Your rent is likely to go up annually so it’s very smart to project that out in advance in terms of the cash flow and see what your costs are going to be and what you will be paying each year.
It is possible to negotiate incentives like rent-free periods by offering the landlord a long-term lease but you should be careful. If you’re going in to get the cheapest possible rent, the landlord will be less likely to build you any office space or provide you with any extra incentive to be there.
Fit-outs are usually done at the tenant’s expense unless of course, the tenant might be offering the landlord the opportunity of long term lease.
Tenants should also be mindful of the make-good clause in the lease.
You might see changes to the property as an improvement, but to the landlord, they’re not worth anything. A standard make-good clause ensures you return the place to the condition it was in when you took over the premises.
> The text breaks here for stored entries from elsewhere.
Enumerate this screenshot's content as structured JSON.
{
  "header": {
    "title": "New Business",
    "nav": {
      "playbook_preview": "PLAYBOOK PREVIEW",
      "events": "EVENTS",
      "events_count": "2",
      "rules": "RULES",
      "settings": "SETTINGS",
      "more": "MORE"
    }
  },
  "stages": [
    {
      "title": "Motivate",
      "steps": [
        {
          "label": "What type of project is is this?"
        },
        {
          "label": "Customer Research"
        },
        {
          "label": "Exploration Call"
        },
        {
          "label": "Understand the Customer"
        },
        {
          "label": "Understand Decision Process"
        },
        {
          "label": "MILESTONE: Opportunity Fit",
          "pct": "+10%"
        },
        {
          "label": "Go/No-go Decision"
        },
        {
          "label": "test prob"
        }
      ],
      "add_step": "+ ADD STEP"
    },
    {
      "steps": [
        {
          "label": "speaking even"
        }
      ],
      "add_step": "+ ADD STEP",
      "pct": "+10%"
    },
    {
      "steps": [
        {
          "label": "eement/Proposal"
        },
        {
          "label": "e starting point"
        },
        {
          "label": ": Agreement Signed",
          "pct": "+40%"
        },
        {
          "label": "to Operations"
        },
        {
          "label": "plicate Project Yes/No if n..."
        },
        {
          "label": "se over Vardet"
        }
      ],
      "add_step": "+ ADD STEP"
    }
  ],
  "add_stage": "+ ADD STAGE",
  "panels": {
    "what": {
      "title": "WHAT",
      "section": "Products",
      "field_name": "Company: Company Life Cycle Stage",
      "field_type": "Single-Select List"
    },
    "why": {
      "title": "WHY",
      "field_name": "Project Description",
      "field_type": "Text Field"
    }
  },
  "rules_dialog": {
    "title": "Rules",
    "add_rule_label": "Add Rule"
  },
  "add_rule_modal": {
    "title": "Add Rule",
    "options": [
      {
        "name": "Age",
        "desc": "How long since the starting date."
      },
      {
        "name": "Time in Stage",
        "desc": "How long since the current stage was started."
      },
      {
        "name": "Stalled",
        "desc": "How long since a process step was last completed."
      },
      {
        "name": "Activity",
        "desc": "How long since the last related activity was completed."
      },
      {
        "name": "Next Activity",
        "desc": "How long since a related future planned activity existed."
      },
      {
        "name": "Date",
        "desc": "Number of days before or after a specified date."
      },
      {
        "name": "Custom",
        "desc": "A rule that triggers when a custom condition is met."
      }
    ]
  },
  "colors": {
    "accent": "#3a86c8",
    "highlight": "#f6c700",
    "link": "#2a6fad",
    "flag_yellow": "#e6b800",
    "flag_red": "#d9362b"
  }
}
Commercial leases can be very much written by the landlord and there is no industry standard, so make sure you read the conditions of your lease carefully.
Retail leases have a bit more protection in them but a commercial lease might have things where you have to repaint and recarpet before you leave.
To get the best deal, look around. Speak to commercial agents to see what the going market rents are for the premises you are looking at. Seriously evaluate each propert you are looking at because each property will be different and offer different things to your business.
That also means evaluating what’s important for the business, such as exposure or parking. Some businesses go into a place and realise they don’t have enough parking and their business is in a lot of trouble.
Another important thing to evaluate as part of the commercial lease is the council zoning.
The means prospective tenants need to look at the council website, the planning documents and speak to the duty planner. And remember, it’s not the responsibility of the landlord or real estate agent to pass this information on.